If I said that “St. Peter made love to his wife last night,” that does not logically preclude the possibility that St. Peter also made love to a woman other than his wife last night. Group sex. But in terms of NT ethics and NT theology, that abstract possibility is precluded by the conceptual connotations involved in Christian conjugal usage.
Likewise, the OT language of Yahweh as the husband of Israel or Christ as the husband of the Church.
And I gave several examples in Hebrews of covenantal language to designate the redeemed.
So these are words with a prehistory. They trigger certain associations. And the author of Hebrews is using them for that very reason.
iii) Yes, the high priest made intercession for elect and reprobate elect. But the author of Hebrews is only concerned with OT typology. Ethnic Israel typifies the elect—including the backslider (national apostasy)—even if ethnic Israel was literally comprised of elect and reprobate alike. So although the OT Jews were a mixed multitude—as is the visible church—yet, in the argument of Hebrews, the covenantal usage typifies the elect.
iv) As to 10:29, this is what Ellingworth actually says:
***QUOTE***
Grammatically, the subject could be the covenant; if so, this would not greatly affect the meaning, since the blood and the covenant are inseparable.
***END-QUOTE***
Now, to judge by this comment, he doesn’t seem to think that either syntax or context, the flow of argument or the author’s overall theology favors the traditional rendering over this one.
So, at the very least, it’s no less probable than the traditional rendering.
And since you press me on the matter, the more I think about it the more sense it makes--for the author in fact tells the reader that the New Covenant was ratified by the blood of Christ, in the very pericope (9:11ff.) which pans into 9:29.
v) Finally, I’d just say one thing about Reformed historical theology. Appeal to the common grace benefits of the atonement, as well as the infinite sufficiency of the atonement, are harmonistic devices by which some Reformed theologians reconcile special redemption with those passages of Scripture which speak of the atonement in universal or cosmic terms.
But whatever the independent merit of these principles (common grace, infinite sufficiency), we need to recognize them for what they are, which is frankly a makeshift explanation to pave over some pot holes in the exegetical foundation of Reformed theology.

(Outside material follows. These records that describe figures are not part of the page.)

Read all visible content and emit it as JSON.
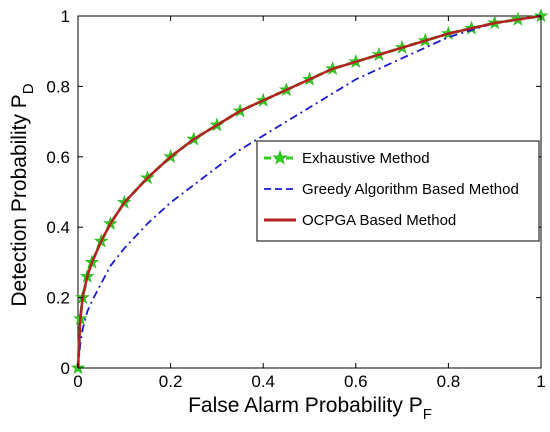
{
  "chart_data": {
    "type": "line",
    "title": "",
    "xlabel": "False Alarm Probability P",
    "xlabel_sub": "F",
    "ylabel": "Detection Probability P",
    "ylabel_sub": "D",
    "xlim": [
      0,
      1
    ],
    "ylim": [
      0,
      1
    ],
    "xticks": [
      "0",
      "0.2",
      "0.4",
      "0.6",
      "0.8",
      "1"
    ],
    "yticks": [
      "0",
      "0.2",
      "0.4",
      "0.6",
      "0.8",
      "1"
    ],
    "grid": false,
    "legend_position": "right",
    "series": [
      {
        "name": "Exhaustive Method",
        "style": "dashed with star markers",
        "color": "#33cc22",
        "x": [
          0,
          0.005,
          0.01,
          0.02,
          0.03,
          0.05,
          0.07,
          0.1,
          0.15,
          0.2,
          0.25,
          0.3,
          0.35,
          0.4,
          0.45,
          0.5,
          0.55,
          0.6,
          0.65,
          0.7,
          0.75,
          0.8,
          0.85,
          0.9,
          0.95,
          1.0
        ],
        "y": [
          0,
          0.14,
          0.2,
          0.26,
          0.3,
          0.36,
          0.41,
          0.47,
          0.54,
          0.6,
          0.65,
          0.69,
          0.73,
          0.76,
          0.79,
          0.82,
          0.85,
          0.87,
          0.89,
          0.91,
          0.93,
          0.95,
          0.965,
          0.98,
          0.99,
          1.0
        ]
      },
      {
        "name": "Greedy Algorithm Based Method",
        "style": "dash-dot",
        "color": "#1a1acc",
        "x": [
          0,
          0.005,
          0.01,
          0.02,
          0.03,
          0.05,
          0.07,
          0.1,
          0.15,
          0.2,
          0.25,
          0.3,
          0.35,
          0.4,
          0.45,
          0.5,
          0.55,
          0.6,
          0.65,
          0.7,
          0.75,
          0.8,
          0.85,
          0.9,
          0.95,
          1.0
        ],
        "y": [
          0,
          0.07,
          0.11,
          0.16,
          0.19,
          0.24,
          0.29,
          0.34,
          0.41,
          0.47,
          0.52,
          0.57,
          0.62,
          0.66,
          0.7,
          0.74,
          0.78,
          0.82,
          0.85,
          0.88,
          0.91,
          0.94,
          0.96,
          0.98,
          0.99,
          1.0
        ]
      },
      {
        "name": "OCPGA Based Method",
        "style": "solid",
        "color": "#b22222",
        "x": [
          0,
          0.005,
          0.01,
          0.02,
          0.03,
          0.05,
          0.07,
          0.1,
          0.15,
          0.2,
          0.25,
          0.3,
          0.35,
          0.4,
          0.45,
          0.5,
          0.55,
          0.6,
          0.65,
          0.7,
          0.75,
          0.8,
          0.85,
          0.9,
          0.95,
          1.0
        ],
        "y": [
          0,
          0.14,
          0.2,
          0.26,
          0.3,
          0.36,
          0.41,
          0.47,
          0.54,
          0.6,
          0.65,
          0.69,
          0.73,
          0.76,
          0.79,
          0.82,
          0.85,
          0.87,
          0.89,
          0.91,
          0.93,
          0.95,
          0.965,
          0.98,
          0.99,
          1.0
        ]
      }
    ]
  }
}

In my opinion, the solution is not to be found in stopgap measures, but in better exegesis. That is what I’ve tried to do in answer to McKnight, and what I’ve tried to do in answer to you. I’ve confined myself to the actual usage and literary allusions of the author under review. Nothing extraneous. No assist from systematic theology or Rom 9-11 or Eph 1-2 or Jn 9-12. Just text and context. That’s all. And that’s enough.
BTW, I do not regard the scope of the atonement as at all relevant to the offer of the gospel.